Iranian Foreign Ministry spokesman Bahram Qasemi speaks during a press conference in Tehran in September 2017.
Iranian Foreign Ministry spokesman Bahram Qasemi speaks during a press conference in Tehran in September 2017.

Iran has criticized new U.S. sanctions against 10 of its citizens and an Iranian company over their alleged involvement in a state-sponsored large-scale hacking and intellectual property theft scheme.

The U.S. Treasury Department unveiled charges on March 23 against nine Iranians along with sanctions against 10 individuals and the Mabna Institute, which it accused of hacking hundreds of universities on behalf of Iran's Islamic Revolutionary Guards Corps.

Foreign Ministry spokesman Bahram Qasemi on March 24 called the accusations "false."

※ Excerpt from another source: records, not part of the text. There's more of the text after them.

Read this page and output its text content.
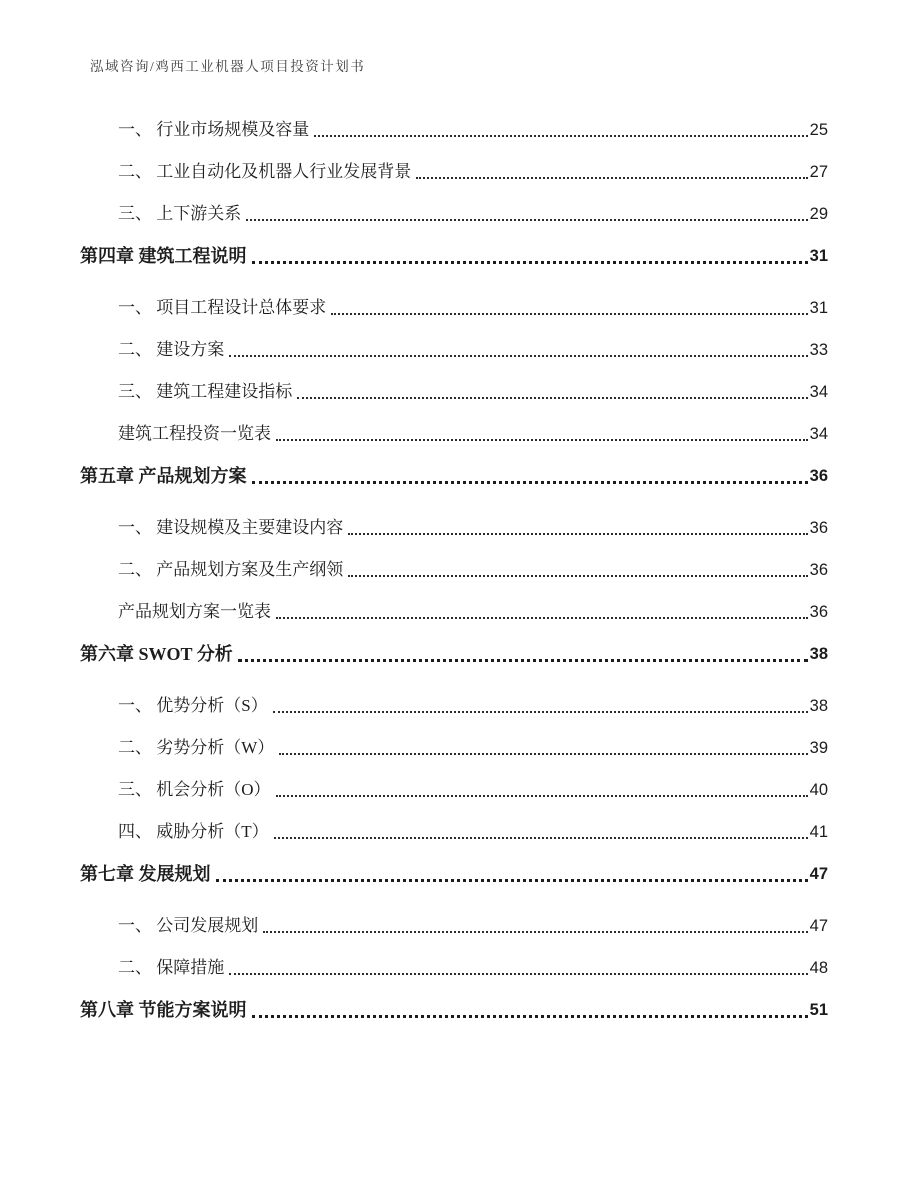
泓域咨询/鸡西工业机器人项目投资计划书
一、 行业市场规模及容量	25
二、 工业自动化及机器人行业发展背景	27
三、 上下游关系	29
第四章 建筑工程说明	31
一、 项目工程设计总体要求	31
二、 建设方案	33
三、 建筑工程建设指标	34
建筑工程投资一览表	34
第五章 产品规划方案	36
一、 建设规模及主要建设内容	36
二、 产品规划方案及生产纲领	36
产品规划方案一览表	36
第六章 SWOT 分析	38
一、 优势分析（S）	38
二、 劣势分析（W）	39
三、 机会分析（O）	40
四、 威胁分析（T）	41
第七章 发展规划	47
一、 公司发展规划	47
二、 保障措施	48
第八章 节能方案说明	51
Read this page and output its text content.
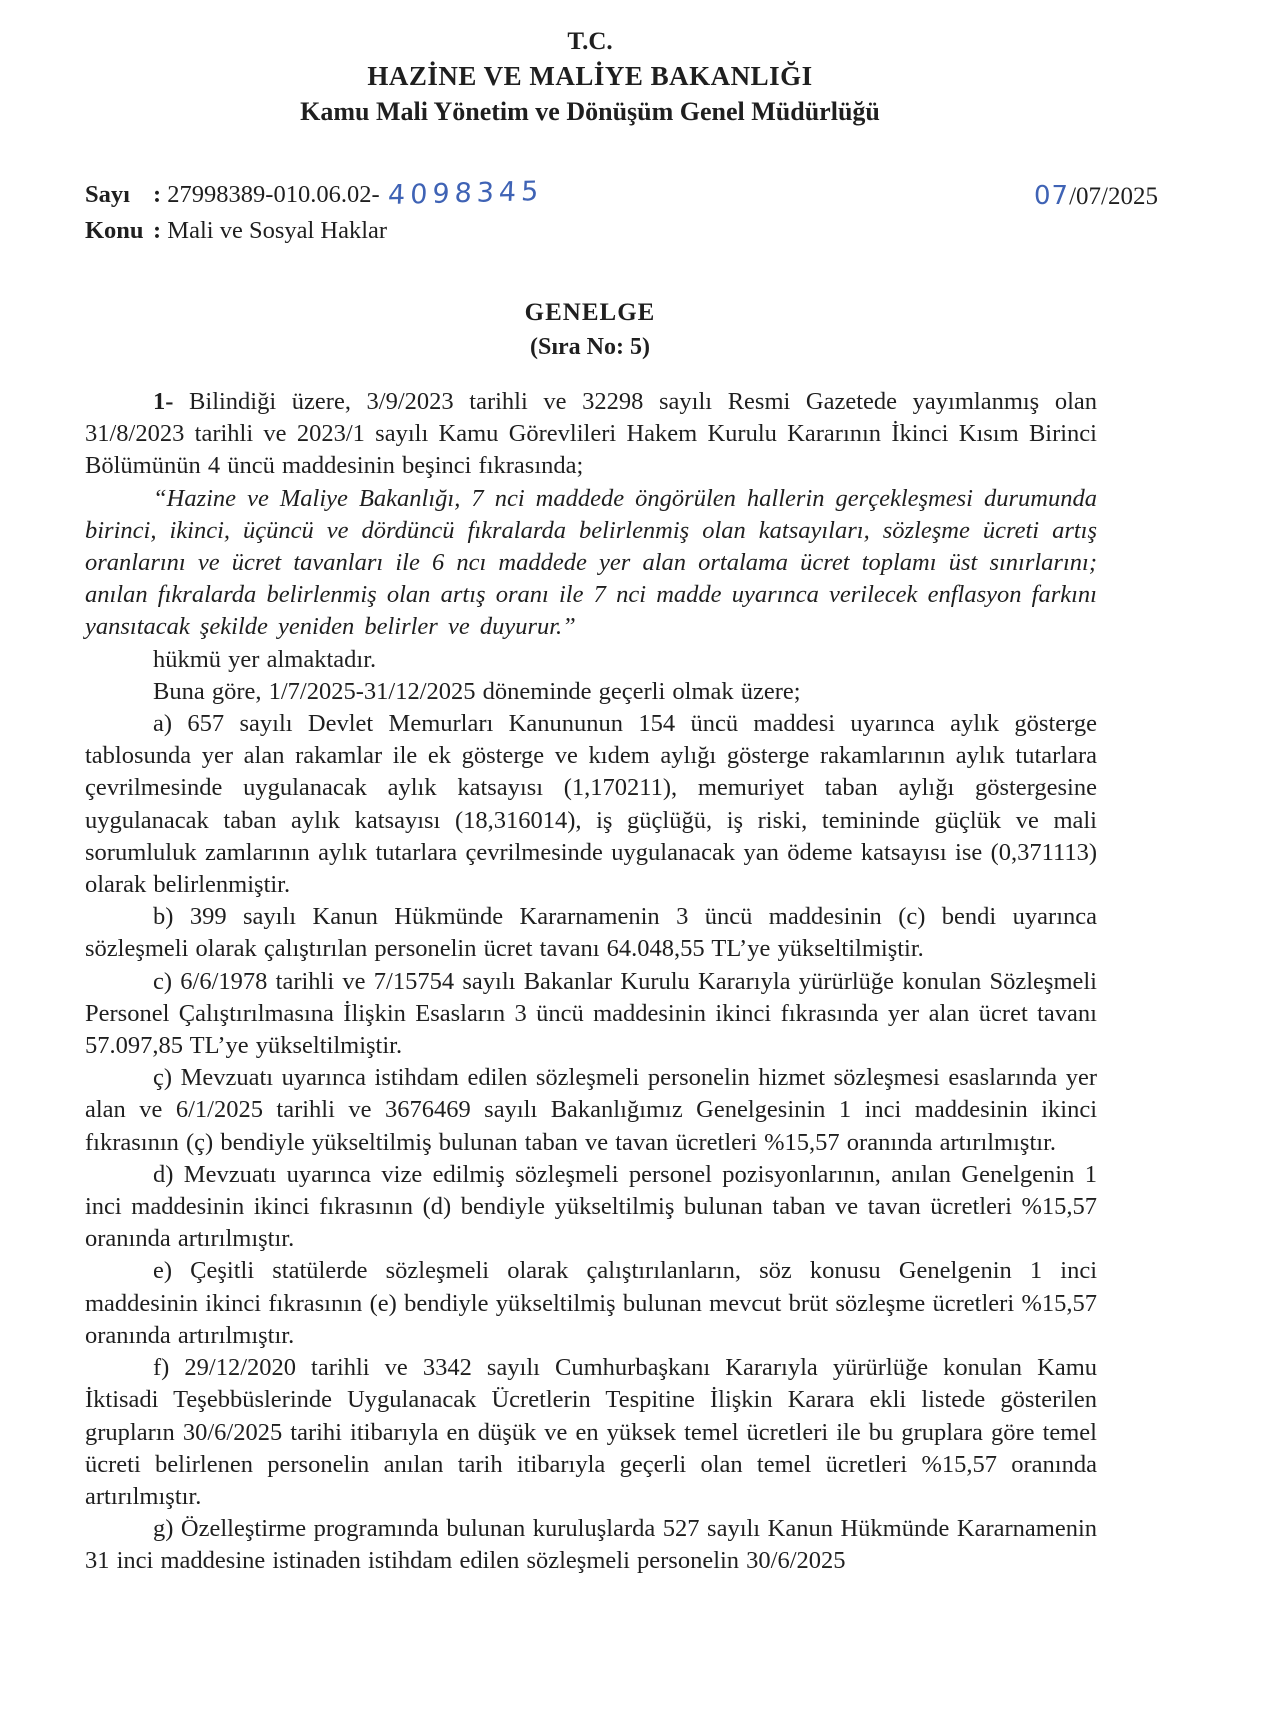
T.C.
HAZİNE VE MALİYE BAKANLIĞI
Kamu Mali Yönetim ve Dönüşüm Genel Müdürlüğü
Sayı : 27998389-010.06.02- 4098345
Konu : Mali ve Sosyal Haklar
07/07/2025
GENELGE
(Sıra No: 5)

1- Bilindiği üzere, 3/9/2023 tarihli ve 32298 sayılı Resmi Gazetede yayımlanmış olan 31/8/2023 tarihli ve 2023/1 sayılı Kamu Görevlileri Hakem Kurulu Kararının İkinci Kısım Birinci Bölümünün 4 üncü maddesinin beşinci fıkrasında;

“Hazine ve Maliye Bakanlığı, 7 nci maddede öngörülen hallerin gerçekleşmesi durumunda birinci, ikinci, üçüncü ve dördüncü fıkralarda belirlenmiş olan katsayıları, sözleşme ücreti artış oranlarını ve ücret tavanları ile 6 ncı maddede yer alan ortalama ücret toplamı üst sınırlarını; anılan fıkralarda belirlenmiş olan artış oranı ile 7 nci madde uyarınca verilecek enflasyon farkını yansıtacak şekilde yeniden belirler ve duyurur.”

hükmü yer almaktadır.

Buna göre, 1/7/2025-31/12/2025 döneminde geçerli olmak üzere;

a) 657 sayılı Devlet Memurları Kanununun 154 üncü maddesi uyarınca aylık gösterge tablosunda yer alan rakamlar ile ek gösterge ve kıdem aylığı gösterge rakamlarının aylık tutarlara çevrilmesinde uygulanacak aylık katsayısı (1,170211), memuriyet taban aylığı göstergesine uygulanacak taban aylık katsayısı (18,316014), iş güçlüğü, iş riski, temininde güçlük ve mali sorumluluk zamlarının aylık tutarlara çevrilmesinde uygulanacak yan ödeme katsayısı ise (0,371113) olarak belirlenmiştir.

b) 399 sayılı Kanun Hükmünde Kararnamenin 3 üncü maddesinin (c) bendi uyarınca sözleşmeli olarak çalıştırılan personelin ücret tavanı 64.048,55 TL’ye yükseltilmiştir.

c) 6/6/1978 tarihli ve 7/15754 sayılı Bakanlar Kurulu Kararıyla yürürlüğe konulan Sözleşmeli Personel Çalıştırılmasına İlişkin Esasların 3 üncü maddesinin ikinci fıkrasında yer alan ücret tavanı 57.097,85 TL’ye yükseltilmiştir.

ç) Mevzuatı uyarınca istihdam edilen sözleşmeli personelin hizmet sözleşmesi esaslarında yer alan ve 6/1/2025 tarihli ve 3676469 sayılı Bakanlığımız Genelgesinin 1 inci maddesinin ikinci fıkrasının (ç) bendiyle yükseltilmiş bulunan taban ve tavan ücretleri %15,57 oranında artırılmıştır.

d) Mevzuatı uyarınca vize edilmiş sözleşmeli personel pozisyonlarının, anılan Genelgenin 1 inci maddesinin ikinci fıkrasının (d) bendiyle yükseltilmiş bulunan taban ve tavan ücretleri %15,57 oranında artırılmıştır.

e) Çeşitli statülerde sözleşmeli olarak çalıştırılanların, söz konusu Genelgenin 1 inci maddesinin ikinci fıkrasının (e) bendiyle yükseltilmiş bulunan mevcut brüt sözleşme ücretleri %15,57 oranında artırılmıştır.

f) 29/12/2020 tarihli ve 3342 sayılı Cumhurbaşkanı Kararıyla yürürlüğe konulan Kamu İktisadi Teşebbüslerinde Uygulanacak Ücretlerin Tespitine İlişkin Karara ekli listede gösterilen grupların 30/6/2025 tarihi itibarıyla en düşük ve en yüksek temel ücretleri ile bu gruplara göre temel ücreti belirlenen personelin anılan tarih itibarıyla geçerli olan temel ücretleri %15,57 oranında artırılmıştır.

g) Özelleştirme programında bulunan kuruluşlarda 527 sayılı Kanun Hükmünde Kararnamenin 31 inci maddesine istinaden istihdam edilen sözleşmeli personelin 30/6/2025
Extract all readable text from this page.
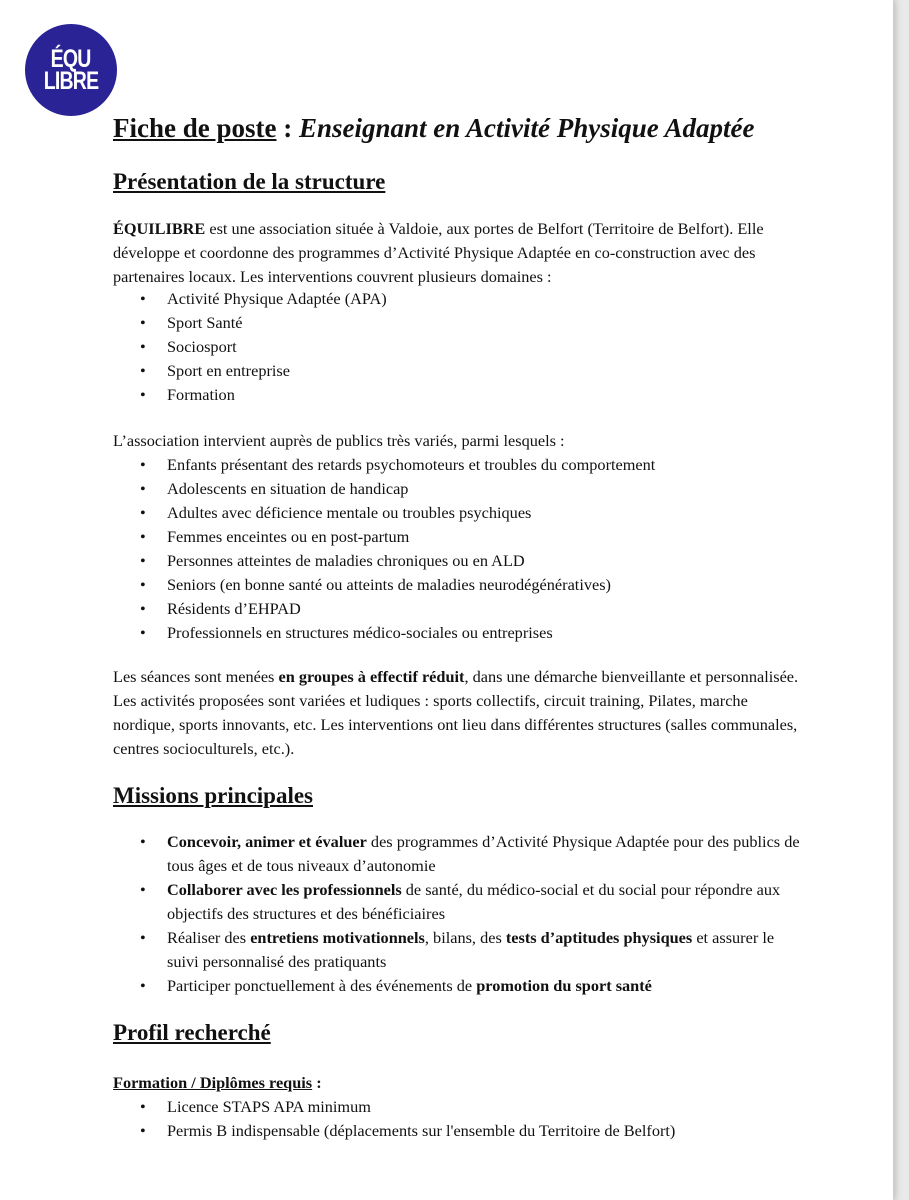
ÉQU
LIBRE
Fiche de poste : Enseignant en Activité Physique Adaptée
Présentation de la structure

ÉQUILIBRE est une association située à Valdoie, aux portes de Belfort (Territoire de Belfort). Elle développe et coordonne des programmes d’Activité Physique Adaptée en co-construction avec des partenaires locaux. Les interventions couvrent plusieurs domaines :

• Activité Physique Adaptée (APA)
• Sport Santé
• Sociosport
• Sport en entreprise
• Formation

L’association intervient auprès de publics très variés, parmi lesquels :

• Enfants présentant des retards psychomoteurs et troubles du comportement
• Adolescents en situation de handicap
• Adultes avec déficience mentale ou troubles psychiques
• Femmes enceintes ou en post-partum
• Personnes atteintes de maladies chroniques ou en ALD
• Seniors (en bonne santé ou atteints de maladies neurodégénératives)
• Résidents d’EHPAD
• Professionnels en structures médico-sociales ou entreprises

Les séances sont menées en groupes à effectif réduit, dans une démarche bienveillante et personnalisée. Les activités proposées sont variées et ludiques : sports collectifs, circuit training, Pilates, marche nordique, sports innovants, etc. Les interventions ont lieu dans différentes structures (salles communales, centres socioculturels, etc.).

Missions principales
• Concevoir, animer et évaluer des programmes d’Activité Physique Adaptée pour des publics de tous âges et de tous niveaux d’autonomie
• Collaborer avec les professionnels de santé, du médico-social et du social pour répondre aux objectifs des structures et des bénéficiaires
• Réaliser des entretiens motivationnels, bilans, des tests d’aptitudes physiques et assurer le suivi personnalisé des pratiquants
• Participer ponctuellement à des événements de promotion du sport santé
Profil recherché

Formation / Diplômes requis :

• Licence STAPS APA minimum
• Permis B indispensable (déplacements sur l'ensemble du Territoire de Belfort)
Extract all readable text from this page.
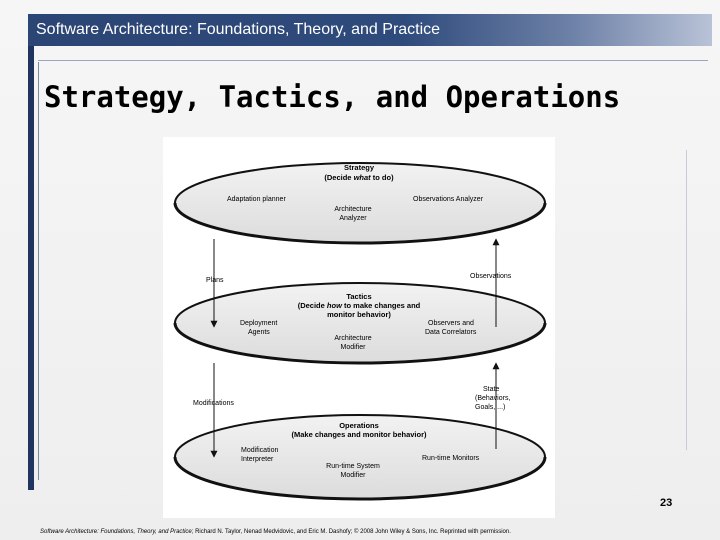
Software Architecture: Foundations, Theory, and Practice
Strategy, Tactics, and Operations
Strategy
(Decide what to do)
Adaptation planner	Observations Analyzer
Architecture
Analyzer
Plans
Observations
Tactics
(Decide how to make changes and
monitor behavior)
Deployment
Agents
Observers and
Data Correlators
Architecture
Modifier
Modifications
State
(Behaviors,
Goals, ...)
Operations
(Make changes and monitor behavior)
Modification
Interpreter	Run-time Monitors
Run-time System
Modifier
23
Software Architecture: Foundations, Theory, and Practice; Richard N. Taylor, Nenad Medvidovic, and Eric M. Dashofy; © 2008 John Wiley & Sons, Inc. Reprinted with permission.
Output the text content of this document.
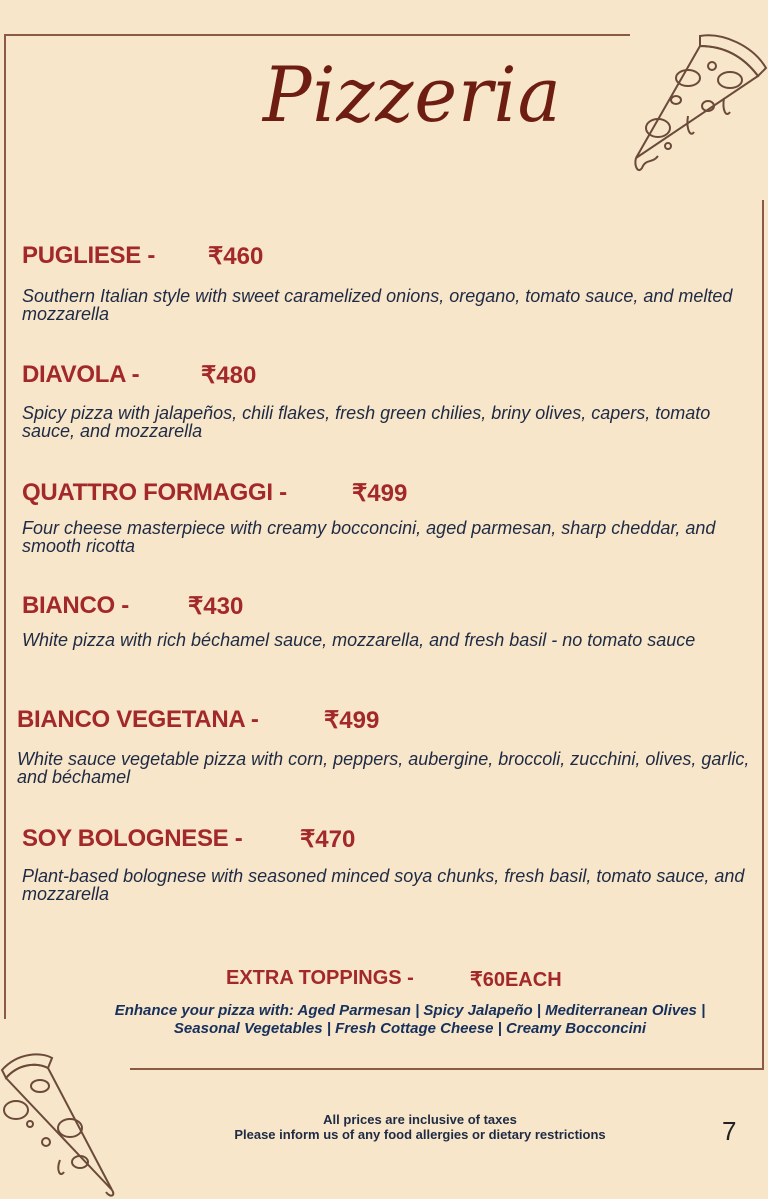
Pizzeria
PUGLIESE - ₹460
Southern Italian style with sweet caramelized onions, oregano, tomato sauce, and melted mozzarella
DIAVOLA -	₹480
Spicy pizza with jalapeños, chili flakes, fresh green chilies, briny olives, capers, tomato sauce, and mozzarella
QUATTRO FORMAGGI -	₹499
Four cheese masterpiece with creamy bocconcini, aged parmesan, sharp cheddar, and smooth ricotta
BIANCO - ₹430
White pizza with rich béchamel sauce, mozzarella, and fresh basil - no tomato sauce
BIANCO VEGETANA -	₹499
White sauce vegetable pizza with corn, peppers, aubergine, broccoli, zucchini, olives, garlic, and béchamel
SOY BOLOGNESE - ₹470
Plant-based bolognese with seasoned minced soya chunks, fresh basil, tomato sauce, and mozzarella
EXTRA TOPPINGS -	₹60EACH
Enhance your pizza with: Aged Parmesan | Spicy Jalapeño | Mediterranean Olives | Seasonal Vegetables | Fresh Cottage Cheese | Creamy Bocconcini
All prices are inclusive of taxes
Please inform us of any food allergies or dietary restrictions	7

"Iran condemns the United States' provocative, illegal, and unjustified actions, which are a major new sign of the hostility and animosity of U.S. leaders towards the Iranian people," Qasemi said in a statement on the ministry's website.

"They will not prevent the scientific development of the Iranian people."

The two founders of the Mabna Institute, Gholamreza Rafatnejad, 38, and Ehsan Mohammadi, 37, were among the nine Iranians indicted in New York and whose assets are subject to U.S. seizure.

The Treasury Department said that since 2013, the Mabna Institute carried out cyberintrusions into the computer systems of 144 U.S. universities, and another 176 universities in 21 foreign countries.

Mabna Institute employees and contractors "engaged in the theft of valuable intellectual property and data from hundreds of U.S. and third-country universities...for private financial gain," the Treasury said.

"For many of these intrusions, the defendants acted at the behest of the Iranian government and, specifically, the Iranian Revolutionary Guard Corps," Deputy Attorney General Rod Rosenstein said.

The U.S. Department of Labor, the U.S. Federal Energy Regulatory Commission, dozens of private firms and nongovernmental organizations such as UNICEF were also allegedly targeted.

Geoffrey Berman, U.S. attorney for the Southern District of New York, said the Iranians conducted "spearphishing" attacks designed to steal passwords from e-mail accounts in what he called one of the largest state-sponsored hacking schemes ever uncovered.

U.S. President Donald Trump has adopted a tough stance against Iran since taking office in January 2017, and repeatedly denounced a landmark agreement that Tehran reached with world powers to curb its nuclear program.

Trump said in January that the 2015 deal must be "fixed" by May 12 or Washington will walk away.